I am going through .. my children will never run on grass barefeet on their lunch break from school, and will never spend their weekends climbing trees and adventuring across neighbours backyards.. and will they ever feel at home in my home country?
.. because January is the peak of beautiful NZ summer holidays and beaches and places and days of such great beauty and quietness and emptiness.. I am missing it so much and the trip to Alibag to escape the city on Sunday didn't quite cut it somehow..
Nice to see you continue writing. I can empathize with what you wrote about "home".

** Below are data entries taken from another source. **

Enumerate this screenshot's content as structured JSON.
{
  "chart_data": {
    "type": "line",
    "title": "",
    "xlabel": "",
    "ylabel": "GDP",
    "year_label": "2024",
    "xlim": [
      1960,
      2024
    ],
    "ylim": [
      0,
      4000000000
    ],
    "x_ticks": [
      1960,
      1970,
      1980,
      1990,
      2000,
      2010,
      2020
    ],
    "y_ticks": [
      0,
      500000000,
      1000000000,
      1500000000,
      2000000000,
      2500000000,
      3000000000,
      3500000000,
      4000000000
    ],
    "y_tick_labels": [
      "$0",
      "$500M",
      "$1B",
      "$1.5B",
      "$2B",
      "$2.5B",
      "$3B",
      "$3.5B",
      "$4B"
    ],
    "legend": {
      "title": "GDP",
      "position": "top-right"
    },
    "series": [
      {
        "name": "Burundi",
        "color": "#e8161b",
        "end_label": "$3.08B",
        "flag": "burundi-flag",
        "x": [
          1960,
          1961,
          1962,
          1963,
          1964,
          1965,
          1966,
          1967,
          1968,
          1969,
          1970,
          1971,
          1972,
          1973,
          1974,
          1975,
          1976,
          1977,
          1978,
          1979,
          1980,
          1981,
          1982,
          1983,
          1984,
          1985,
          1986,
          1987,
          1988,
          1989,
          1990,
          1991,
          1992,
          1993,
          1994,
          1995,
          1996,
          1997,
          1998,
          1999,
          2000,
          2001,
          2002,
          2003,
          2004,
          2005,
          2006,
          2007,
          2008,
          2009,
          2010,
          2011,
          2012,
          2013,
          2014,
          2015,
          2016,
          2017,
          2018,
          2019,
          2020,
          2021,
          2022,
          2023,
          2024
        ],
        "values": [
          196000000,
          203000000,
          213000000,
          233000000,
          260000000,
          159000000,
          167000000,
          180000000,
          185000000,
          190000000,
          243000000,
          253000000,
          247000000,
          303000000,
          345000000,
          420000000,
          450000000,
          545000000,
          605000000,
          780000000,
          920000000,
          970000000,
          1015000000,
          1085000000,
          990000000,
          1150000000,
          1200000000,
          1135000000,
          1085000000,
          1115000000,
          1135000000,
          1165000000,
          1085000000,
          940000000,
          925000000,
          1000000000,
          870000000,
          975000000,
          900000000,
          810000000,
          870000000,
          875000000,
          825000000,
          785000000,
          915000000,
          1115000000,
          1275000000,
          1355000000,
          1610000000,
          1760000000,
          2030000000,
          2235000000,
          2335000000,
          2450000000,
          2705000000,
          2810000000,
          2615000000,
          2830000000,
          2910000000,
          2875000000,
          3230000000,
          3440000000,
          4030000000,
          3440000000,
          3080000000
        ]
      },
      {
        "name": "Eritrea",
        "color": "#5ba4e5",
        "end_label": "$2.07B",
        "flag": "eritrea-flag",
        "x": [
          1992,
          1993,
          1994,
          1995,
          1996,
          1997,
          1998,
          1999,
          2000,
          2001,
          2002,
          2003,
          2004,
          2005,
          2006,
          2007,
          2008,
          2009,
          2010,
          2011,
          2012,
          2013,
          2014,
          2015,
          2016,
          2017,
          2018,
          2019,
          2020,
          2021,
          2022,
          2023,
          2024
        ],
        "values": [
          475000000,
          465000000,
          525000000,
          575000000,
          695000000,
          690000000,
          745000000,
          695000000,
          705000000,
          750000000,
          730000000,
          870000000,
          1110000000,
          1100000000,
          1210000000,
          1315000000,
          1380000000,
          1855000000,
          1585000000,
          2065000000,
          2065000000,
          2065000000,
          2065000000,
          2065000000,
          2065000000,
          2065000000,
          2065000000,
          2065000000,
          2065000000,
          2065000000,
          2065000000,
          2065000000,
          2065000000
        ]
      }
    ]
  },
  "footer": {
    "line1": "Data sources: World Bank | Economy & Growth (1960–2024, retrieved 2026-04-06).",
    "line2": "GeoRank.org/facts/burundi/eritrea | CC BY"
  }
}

I like this quote by Pico Iyer. When asked whether he finally feels rooted and accepted as a foreigner (regarding his current life in Japan) Iyer replied: “Japan is therefore an ideal place because I never will be a true citizen here, and will always be an outsider, however long I live here and however well I speak the language. And the society around me is as comfortable with that as I am… I am not rooted in a place, I think, so much as in certain values and affiliations and friendships that I carry everywhere I go; my home is both invisible and portable. But I would gladly stay in this physical location for the rest of my life, and there is nothing in life that I want that it doesn’t have.”
Hope to see you in Bombay during my next trip, in June.